Good decision-making skills are in my top 5 list of the most important leadership qualities.
If you ask a group of employees about what they look for in a good leader, you will get many answers. Most certainly, the ability to make good decisions, will rank up there.
Learning how to be a good decision maker is not easy. Managers, especially, have a very difficult time with this during the transition from management to leadership.
So, what does it take to be a good decision maker?
- Solid research
- A good evaluation of all the options
- Decisiveness
Solid Research. Talk to everyone, seek out your advisors and make sure you have all the facts. Leave no rock or pebble unturned.
A good evaluation of all the options. Go through each decision and see what life looks like on the other side. Look at the pros and cons. Evaluate the risks and rewards.
Decisiveness. Harvey Schachter of the Globe and Mail wrote a good article on decision making in late 2017. In it, he suggests “If a decision is clear – one choice obviously outweighs the other – you should decide quickly and move on. And if the decision isn’t clear, because two or more options seem equally attractive, you probably will never know which is best, so again you should make the decision quickly and move on.”

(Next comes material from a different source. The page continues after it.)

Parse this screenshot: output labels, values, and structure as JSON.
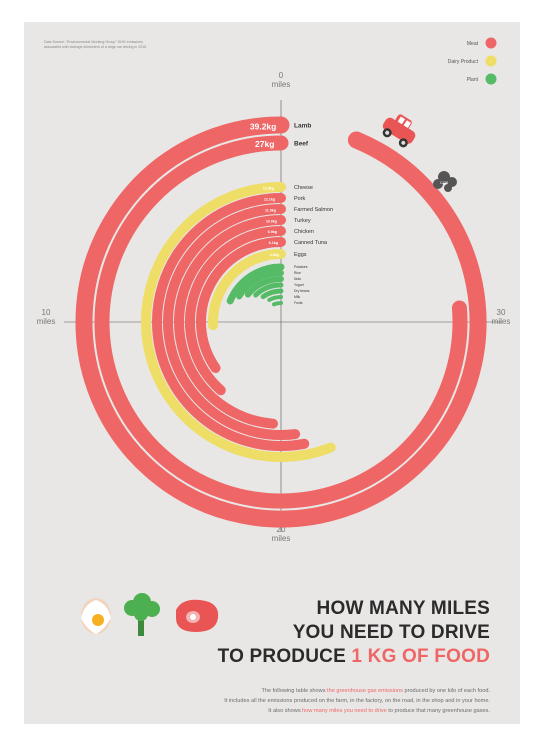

Making decisions quickly and decisively is important. We do not want our leaders to waffle and be indecisive. This is not a good sign.
If a leader does the research required, properly evaluates the options and makes the decision decisively, it doesn’t matter if he or she is right or wrong in the end. They have made the decision well. History will say that they did the research, properly evaluated all the options and pulled the trigger at the right time. If all this is true, no one should take the fall if something goes wrong.
And finally Schachter’s adds: ”you can also make a bad decision because you fail to allow for the possibility of something wonderful happening. And wonderful things happen all the time… The decision you make may be less important than what you make of that decision – how you implement it. That’s helpful for us analysis-to-paralysis types.”